I've seen a copy of that Bible in a museum. It was open to a random page, and the language was so different from today that I couldn't even guess what part of the Bible it was.

When I read Ayako Miura's novel "Shiokari Pass," I thought it was pretty easy to read except for one part, where there was a long direct quotation from a book written in the Meiji period. My comprehension immediately dropped so low that I just had to ask a friend I'd made in the Japanese department what it meant.

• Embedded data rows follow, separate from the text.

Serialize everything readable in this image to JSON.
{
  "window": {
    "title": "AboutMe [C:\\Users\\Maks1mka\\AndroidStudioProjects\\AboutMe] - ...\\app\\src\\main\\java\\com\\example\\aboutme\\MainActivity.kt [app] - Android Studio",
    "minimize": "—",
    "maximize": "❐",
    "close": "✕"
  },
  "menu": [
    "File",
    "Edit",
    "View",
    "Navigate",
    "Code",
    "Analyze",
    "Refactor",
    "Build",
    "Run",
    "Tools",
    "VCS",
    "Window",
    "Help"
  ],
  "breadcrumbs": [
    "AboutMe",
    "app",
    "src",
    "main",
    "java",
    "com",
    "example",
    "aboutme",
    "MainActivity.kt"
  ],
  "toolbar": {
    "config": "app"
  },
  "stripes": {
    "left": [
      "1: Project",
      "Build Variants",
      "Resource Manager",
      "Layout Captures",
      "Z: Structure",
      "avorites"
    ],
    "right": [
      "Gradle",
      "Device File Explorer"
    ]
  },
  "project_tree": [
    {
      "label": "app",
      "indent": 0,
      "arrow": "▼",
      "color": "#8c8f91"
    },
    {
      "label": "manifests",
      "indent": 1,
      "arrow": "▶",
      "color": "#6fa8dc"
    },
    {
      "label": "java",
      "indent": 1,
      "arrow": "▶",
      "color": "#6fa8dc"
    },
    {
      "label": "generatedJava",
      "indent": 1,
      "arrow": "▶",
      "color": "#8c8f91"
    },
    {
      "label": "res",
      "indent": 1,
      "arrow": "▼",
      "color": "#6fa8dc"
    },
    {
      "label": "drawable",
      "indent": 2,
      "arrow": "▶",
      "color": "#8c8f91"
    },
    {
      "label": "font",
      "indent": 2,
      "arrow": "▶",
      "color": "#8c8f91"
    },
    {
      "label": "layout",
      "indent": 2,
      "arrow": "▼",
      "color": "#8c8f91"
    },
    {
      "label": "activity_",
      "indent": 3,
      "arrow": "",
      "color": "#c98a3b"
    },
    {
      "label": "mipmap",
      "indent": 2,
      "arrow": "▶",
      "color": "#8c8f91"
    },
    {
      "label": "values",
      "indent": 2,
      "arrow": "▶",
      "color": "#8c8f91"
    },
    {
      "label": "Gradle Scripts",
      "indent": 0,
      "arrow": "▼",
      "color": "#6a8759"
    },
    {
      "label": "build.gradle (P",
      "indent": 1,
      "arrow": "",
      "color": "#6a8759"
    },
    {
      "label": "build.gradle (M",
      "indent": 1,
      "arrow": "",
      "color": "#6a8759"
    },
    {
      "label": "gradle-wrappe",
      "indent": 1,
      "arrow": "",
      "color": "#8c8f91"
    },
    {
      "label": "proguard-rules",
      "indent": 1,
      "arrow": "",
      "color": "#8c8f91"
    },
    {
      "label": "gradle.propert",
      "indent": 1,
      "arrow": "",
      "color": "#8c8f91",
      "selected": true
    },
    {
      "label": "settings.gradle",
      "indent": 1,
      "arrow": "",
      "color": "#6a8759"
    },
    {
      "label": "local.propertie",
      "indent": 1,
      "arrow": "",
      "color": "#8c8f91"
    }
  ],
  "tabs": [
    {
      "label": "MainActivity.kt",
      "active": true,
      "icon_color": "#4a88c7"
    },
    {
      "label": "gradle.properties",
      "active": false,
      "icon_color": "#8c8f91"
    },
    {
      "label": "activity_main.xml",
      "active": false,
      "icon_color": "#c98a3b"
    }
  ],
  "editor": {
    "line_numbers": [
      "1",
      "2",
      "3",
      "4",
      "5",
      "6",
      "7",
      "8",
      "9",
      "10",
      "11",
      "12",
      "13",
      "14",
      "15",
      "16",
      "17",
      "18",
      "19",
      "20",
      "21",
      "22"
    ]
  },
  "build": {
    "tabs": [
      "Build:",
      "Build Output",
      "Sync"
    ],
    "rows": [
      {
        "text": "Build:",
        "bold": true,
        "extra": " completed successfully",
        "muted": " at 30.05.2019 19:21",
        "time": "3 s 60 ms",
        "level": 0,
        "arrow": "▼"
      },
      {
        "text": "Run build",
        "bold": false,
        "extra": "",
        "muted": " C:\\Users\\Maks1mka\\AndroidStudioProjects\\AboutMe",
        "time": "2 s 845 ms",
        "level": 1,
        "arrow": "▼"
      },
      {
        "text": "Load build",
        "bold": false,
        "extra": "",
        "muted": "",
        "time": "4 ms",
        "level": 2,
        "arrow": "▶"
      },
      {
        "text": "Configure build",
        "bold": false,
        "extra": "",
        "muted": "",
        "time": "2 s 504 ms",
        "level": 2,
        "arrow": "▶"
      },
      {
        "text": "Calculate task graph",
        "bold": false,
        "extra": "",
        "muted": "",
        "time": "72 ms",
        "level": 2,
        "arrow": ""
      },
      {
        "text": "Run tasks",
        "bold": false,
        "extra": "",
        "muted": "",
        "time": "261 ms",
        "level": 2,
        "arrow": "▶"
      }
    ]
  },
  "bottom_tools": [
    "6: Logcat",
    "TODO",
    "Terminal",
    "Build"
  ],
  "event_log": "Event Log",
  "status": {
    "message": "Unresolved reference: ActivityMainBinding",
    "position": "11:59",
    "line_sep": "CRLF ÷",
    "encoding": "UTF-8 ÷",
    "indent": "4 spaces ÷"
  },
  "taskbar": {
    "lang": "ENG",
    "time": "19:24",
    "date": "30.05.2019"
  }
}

When I was teaching, I usually made friends in the Japanese department because I always had questions. Also, if you only talk to teachers in the English department, you only get to speak English.

Quote:

A few verses of the opening part of the Book of Genesis is like this:
Quote:
元始に神天地を創造給へり
地は定形なく曠空くして黑暗淵の面にあり神の靈水の面を覆たりき
神光あれと言給ひければ光ありき
神光を善と觀給へり神光と暗を分ち給へり
神光を晝と名け暗を夜と名け給へり夕あり朝ありき是首の日なり

Scholars think that the Meiji-period edition of the Old Testament was partly based on KJV.


That's one reason modern Japanese Bibles make great study material for Christians and/or Westerners who have studied the Bible for cultural/historical reasons: all of the kanji have furigana pronunciations given, and since we already know what it means, we can focus on how it's saying it. In the same way, that Meiji-era text tells me a lot, and I don't have to look everything up.

Quote:
A funny thing about Dr Donald Keene's days at Cambridge is that when his students at the University of Cambridge bacame good at an early form of the Japanese language, they spoke the early form of the Japanese language also in everyday conversation. Young Britishers who studied Japanology in the 1950s seem to have been fairly bright.


This reminds me of Paris's so-called "Latin quarter" hundreds of years ago. Students from all over Europe were gathered there to attend university and didn't know one another's languages; however, they all had to learn to read and write Latin for their classes, so for a time Latin, a long-dead language at that point, was revived as a spoken language in a very limited area, as it was the only common language in the university district.